The world building that captivated fans of Harry Potter has also suffered in the prequel series. The former, in both book and film form, introduced the eccentricity of the magical realm gradually—a whimsical-sounding charm that levitates objects here, an enchanted mirror there—and viewed those moments through Harry’s eyes, grounding the story in humor and delight. Without such an accessible protagonist or premise, the Fantastic Beasts movies have struggled to organically expand, operating instead as a rote trivia machine.
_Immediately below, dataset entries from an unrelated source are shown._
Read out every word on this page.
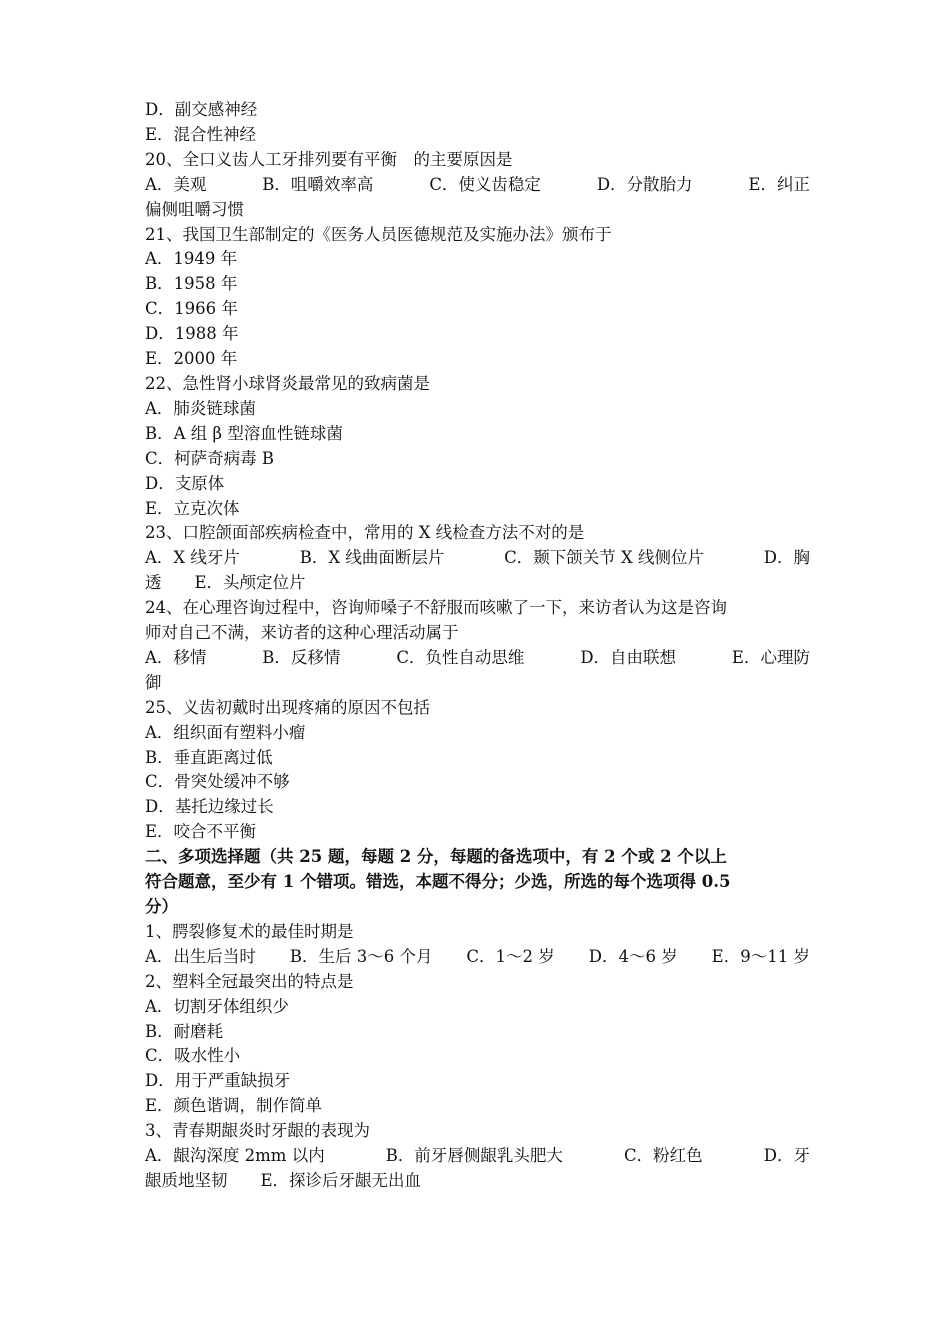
D．副交感神经
E．混合性神经
20、全口义齿人工牙排列要有平衡　的主要原因是
A．美观	B．咀嚼效率高	C．使义齿稳定	D．分散胎力	E．纠正
偏侧咀嚼习惯
21、我国卫生部制定的《医务人员医德规范及实施办法》颁布于
A．1949 年
B．1958 年
C．1966 年
D．1988 年
E．2000 年
22、急性肾小球肾炎最常见的致病菌是
A．肺炎链球菌
B．A 组 β 型溶血性链球菌
C．柯萨奇病毒 B
D．支原体
E．立克次体
23、口腔颌面部疾病检查中，常用的 X 线检查方法不对的是
A．X 线牙片	B．X 线曲面断层片	C．颞下颌关节 X 线侧位片	D．胸
透　　E．头颅定位片
24、在心理咨询过程中，咨询师嗓子不舒服而咳嗽了一下，来访者认为这是咨询
师对自己不满，来访者的这种心理活动属于
A．移情	B．反移情	C．负性自动思维	D．自由联想	E．心理防
御
25、义齿初戴时出现疼痛的原因不包括
A．组织面有塑料小瘤
B．垂直距离过低
C．骨突处缓冲不够
D．基托边缘过长
E．咬合不平衡
二、多项选择题（共 25 题，每题 2 分，每题的备选项中，有 2 个或 2 个以上
符合题意，至少有 1 个错项。错选，本题不得分；少选，所选的每个选项得 0.5
分）
1、腭裂修复术的最佳时期是
A．出生后当时 B．生后 3～6 个月 C．1～2 岁 D．4～6 岁 E．9～11 岁
2、塑料全冠最突出的特点是
A．切割牙体组织少
B．耐磨耗
C．吸水性小
D．用于严重缺损牙
E．颜色谐调，制作简单
3、青春期龈炎时牙龈的表现为
A．龈沟深度 2mm 以内	B．前牙唇侧龈乳头肥大	C．粉红色	D．牙
龈质地坚韧　　E．探诊后牙龈无出血
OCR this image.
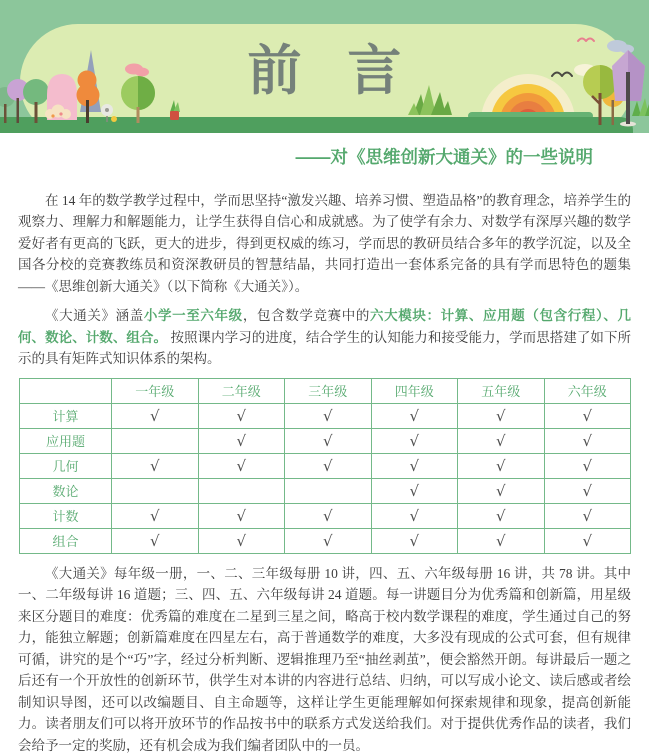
前言
——对《思维创新大通关》的一些说明

在 14 年的数学教学过程中，学而思坚持“激发兴趣、培养习惯、塑造品格”的教育理念，培养学生的观察力、理解力和解题能力，让学生获得自信心和成就感。为了使学有余力、对数学有深厚兴趣的数学爱好者有更高的飞跃，更大的进步，得到更权威的练习，学而思的教研员结合多年的教学沉淀，以及全国各分校的竞赛教练员和资深教研员的智慧结晶，共同打造出一套体系完备的具有学而思特色的题集——《思维创新大通关》（以下简称《大通关》）。

《大通关》涵盖小学一至六年级，包含数学竞赛中的六大模块：计算、应用题（包含行程）、几何、数论、计数、组合。 按照课内学习的进度，结合学生的认知能力和接受能力，学而思搭建了如下所示的具有矩阵式知识体系的架构。

	一年级	二年级	三年级	四年级	五年级	六年级
计算	√	√	√	√	√	√
应用题		√	√	√	√	√
几何	√	√	√	√	√	√
数论				√	√	√
计数	√	√	√	√	√	√
组合	√	√	√	√	√	√

《大通关》每年级一册，一、二、三年级每册 10 讲，四、五、六年级每册 16 讲，共 78 讲。其中一、二年级每讲 16 道题；三、四、五、六年级每讲 24 道题。每一讲题目分为优秀篇和创新篇，用星级来区分题目的难度：优秀篇的难度在二星到三星之间，略高于校内数学课程的难度，学生通过自己的努力，能独立解题；创新篇难度在四星左右，高于普通数学的难度，大多没有现成的公式可套，但有规律可循，讲究的是个“巧”字，经过分析判断、逻辑推理乃至“抽丝剥茧”，便会豁然开朗。每讲最后一题之后还有一个开放性的创新环节，供学生对本讲的内容进行总结、归纳，可以写成小论文、读后感或者绘制知识导图，还可以改编题目、自主命题等，这样让学生更能理解如何探索规律和现象，提高创新能力。读者朋友们可以将开放环节的作品按书中的联系方式发送给我们。对于提供优秀作品的读者，我们会给予一定的奖励，还有机会成为我们编者团队中的一员。
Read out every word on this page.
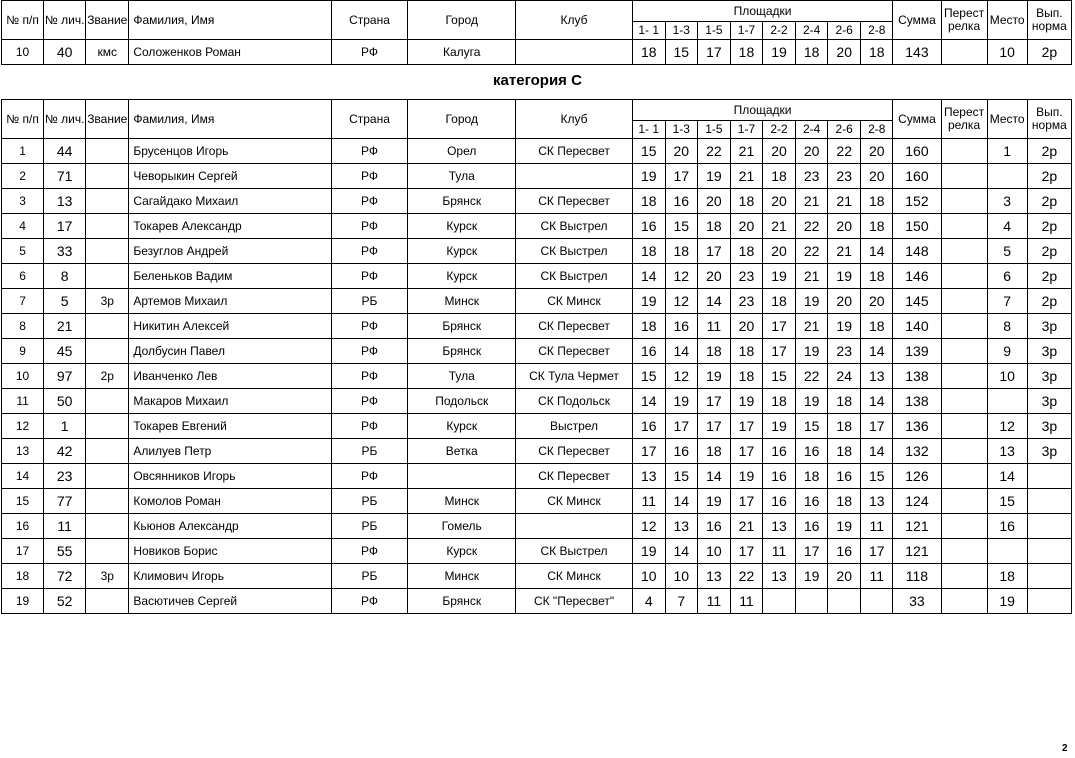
№ п/п	№ лич.	Звание	Фамилия, Имя	Страна	Город	Клуб	Площадки								Сумма	Перест релка	Место	Вып. норма
							1- 1	1-3	1-5	1-7	2-2	2-4	2-6	2-8				
10	40	кмс	Соложенков Роман	РФ	Калуга		18	15	17	18	19	18	20	18	143		10	2р
категория С
№ п/п	№ лич.	Звание	Фамилия, Имя	Страна	Город	Клуб	Площадки								Сумма	Перест релка	Место	Вып. норма
							1- 1	1-3	1-5	1-7	2-2	2-4	2-6	2-8				
1	44		Брусенцов Игорь	РФ	Орел	СК Пересвет	15	20	22	21	20	20	22	20	160		1	2р
2	71		Чеворыкин Сергей	РФ	Тула		19	17	19	21	18	23	23	20	160			2р
3	13		Сагайдако Михаил	РФ	Брянск	СК Пересвет	18	16	20	18	20	21	21	18	152		3	2р
4	17		Токарев Александр	РФ	Курск	СК Выстрел	16	15	18	20	21	22	20	18	150		4	2р
5	33		Безуглов Андрей	РФ	Курск	СК Выстрел	18	18	17	18	20	22	21	14	148		5	2р
6	8		Беленьков Вадим	РФ	Курск	СК Выстрел	14	12	20	23	19	21	19	18	146		6	2р
7	5	3р	Артемов Михаил	РБ	Минск	СК Минск	19	12	14	23	18	19	20	20	145		7	2р
8	21		Никитин Алексей	РФ	Брянск	СК Пересвет	18	16	11	20	17	21	19	18	140		8	3р
9	45		Долбусин Павел	РФ	Брянск	СК Пересвет	16	14	18	18	17	19	23	14	139		9	3р
10	97	2р	Иванченко Лев	РФ	Тула	СК Тула Чермет	15	12	19	18	15	22	24	13	138		10	3р
11	50		Макаров Михаил	РФ	Подольск	СК Подольск	14	19	17	19	18	19	18	14	138			3р
12	1		Токарев Евгений	РФ	Курск	Выстрел	16	17	17	17	19	15	18	17	136		12	3р
13	42		Алилуев Петр	РБ	Ветка	СК Пересвет	17	16	18	17	16	16	18	14	132		13	3р
14	23		Овсянников Игорь	РФ		СК Пересвет	13	15	14	19	16	18	16	15	126		14	
15	77		Комолов Роман	РБ	Минск	СК Минск	11	14	19	17	16	16	18	13	124		15	
16	11		Кьюнов Александр	РБ	Гомель		12	13	16	21	13	16	19	11	121		16	
17	55		Новиков Борис	РФ	Курск	СК Выстрел	19	14	10	17	11	17	16	17	121			
18	72	3р	Климович Игорь	РБ	Минск	СК Минск	10	10	13	22	13	19	20	11	118		18	
19	52		Васютичев Сергей	РФ	Брянск	СК "Пересвет"	4	7	11	11					33		19	
2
Did you know that in America, Muggles (non-magical people) are called “No-Maj”? Or that the equivalent of the Ministry of Magic is called the Magical Congress of the United States of America (MACUSA)? The films’ new details are haphazardly added, disappointingly stale, and ultimately unnecessary. In Secrets, the characters access the German Ministry of Magic through a brick wall—an idea Rowling has already applied to several other secret locations. In The Crimes of Grindelwald, the second installment, MACUSA is listed as the “American Ministry of Magic,” discarding the terminology laboriously established for the previous film.
Most of all, Rowling seems to forget what made her characters appealing to so many. The Harry Potter series offered a sprawling but well-defined ensemble; even third-tier wizards had memorable traits and loyalties. The Fantastic Beasts prequels abandon consistency and coherent development in favor of shock and awe. New characters enter and exit story lines without fanfare; Newt’s love interest, the co-lead of the first film, barely appears in Secrets. Backstories are hard to follow; the mysterious Credence (Ezra Miller), revealed in Crimes to be a Dumbledore sibling, gets rewritten in Secrets as Albus’s nephew. The confusing stakes and connections give viewers little reason to remain invested—a problem Secrets self-consciously acknowledges when Newt spends an entire scene running down the résumés of Albus’s allies, despite the fact that most of them were already introduced in Crimes.
Indeed, Secrets does seem aware of many of the franchise’s shortcomings. Warner Bros. enlisted Steve Kloves, the screenwriter on seven of the eight Harry Potter films, to co-write the screenplay with Rowling, and their collaboration resulted in a sequel that’s marginally leaner and more logical than Crimes. But these fixes come too late for the fan base that the studio had been counting on to purchase tickets. From the outset, viewers wanted more stories, not more fun facts. They wanted character development, not endless plot twists. And besides, a screenplay hasn’t even been written yet for a fourth Fantastic Beasts film. If the series were to fizzle out, that would be a relief. No amount of movie magic can save it now.